A really interesting method, partly for combating search result manipulation is described in “Dr. Searcher and Mr. Browser: A unified hyperlink-click graph” by Poblete (Uni. Pompeu Fabra), Castillo and Gionis (Yahoo).
They worked on making a unified graph representation of the web including both structural and usage information. They modeled the graph using a union of the hyperlink and click graphs of the web. The hyperlink graph shows us the structure of the web whilst the click graph contains both queries and documents showing users’ search behaviour. These graphs together capture the browsing (exploring) and searching (seeking) behaviour of users. If you browse, you’re following the edges on the hyperlink graph and if you’re searching you are following the edges on the click graph.
“Our most important motivation is to model in a unified way the two main activities of users on the Web: searching and browsing, and at the same time to analyze the effects of random walks on this new graph. The intuition behind this task is to measure how the combination of link structure and usage data provide additional information to that contained in these structures independently.”
Drawbacks:
Both the hyperlink graph and the click graph have serious drawbacks though. Google’s PageRank uses the hyperlink graph but it is wide open to spam and manipulation. Click graphs are sparse (for a page to be accessed, it needs to be present in the search results to start with for that specific query – and there are many results). It also favours pages that are already ranked high in the search engine. They also note that search engines often emphasize precision over recall, so results matching the query exactly (keyword analysis on the text) are returned. This means that many results that are in fact also (or more) relevant do not show for those queries when they ought to.

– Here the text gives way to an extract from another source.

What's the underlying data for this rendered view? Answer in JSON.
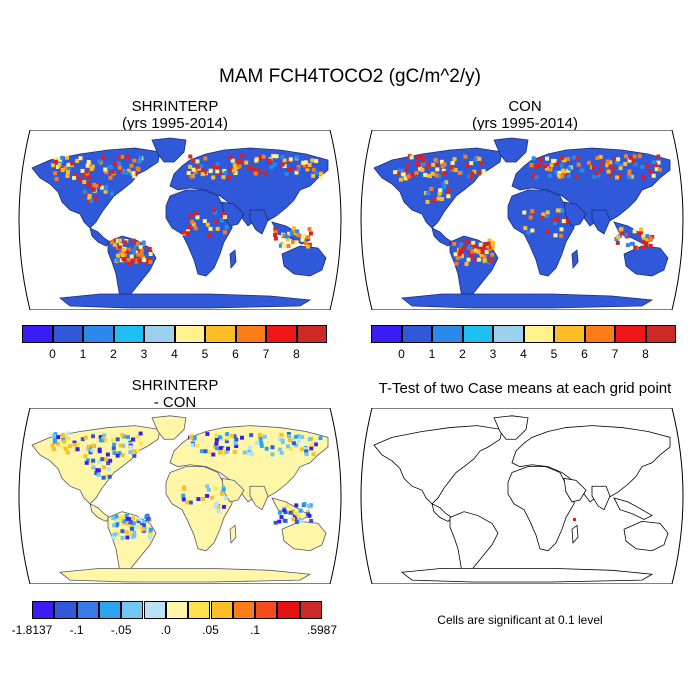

“The union of these two graphs combines the traditional hyperlink graph, based on connectivity structure, and the click graph, based on search engine usage information. The purpose of this graph is to extend the traditional hyperlink graph into a graph which reflects more accurately users’ natural behavior in the Web.”
What they found:
They observed that ranking using the hyperlink-click graph was about the same quality as using the non-combined click graph with the highest performance. The 2 graphs compliment each other because using clicks as well means that it’s much harder to spam and using the hyperlink structure means that the graph is less sparse also. The click graph has improved connectivity. They say that this means that they can also account for pages users might visit after issuing particular queries.
Random walk:
The random walk
model basically refers to the idea that a user will follow hyperlinks at random from the current webpage. Sergey Brin and Larry Page used it in the PageRank algorithm. The random walk on the hyperlink-click graph the walk goes from a query to a document with a certain probability. The exact behaviour depends on whether the current state is a document or a query. If it’s a document then there is a certain probability that the next state will be a query for which there are clicks to another document. If it’s a query, then there’s a probability that the next state is a document for which there are clicks from the query, and the next state has a certain probability of being random.
Results:
The combined graph worked well overall. The scores generated by the random walks produced good, stable results which are tolerant to noisy click-through data. It’s also always close to the best hyperlink graph results. They conclude that this method can be used in search engines to produce less biased results. It also helps to address the issue of manipulation or “Adversarial IR”.
They are going to be looking at gtetting over the bias which is inevitably present when working with usage mining (for example high ranked pages tend to be clicked on more often). They’re also going to test their method for other tasks such as link and click spam detection as well as similarity search.
Why should you care?
This paper is writing by some prominent people in the field of search. It describes a way of dealing with the manipulation of search results, which is what SEO’s do when it comes down to it. Even if sites are optimised using very white hat techniques which are advised by the search engines themselves, they negatively affect the results. This happens because of the number of highly relevant sites that are not optimised.
If a method such as this was widely implemented, it does not mean the end of SEO necessarily but clearly a change in practise.
Computer scientists working in IR will like this method because it’s going to help clean up their rankings.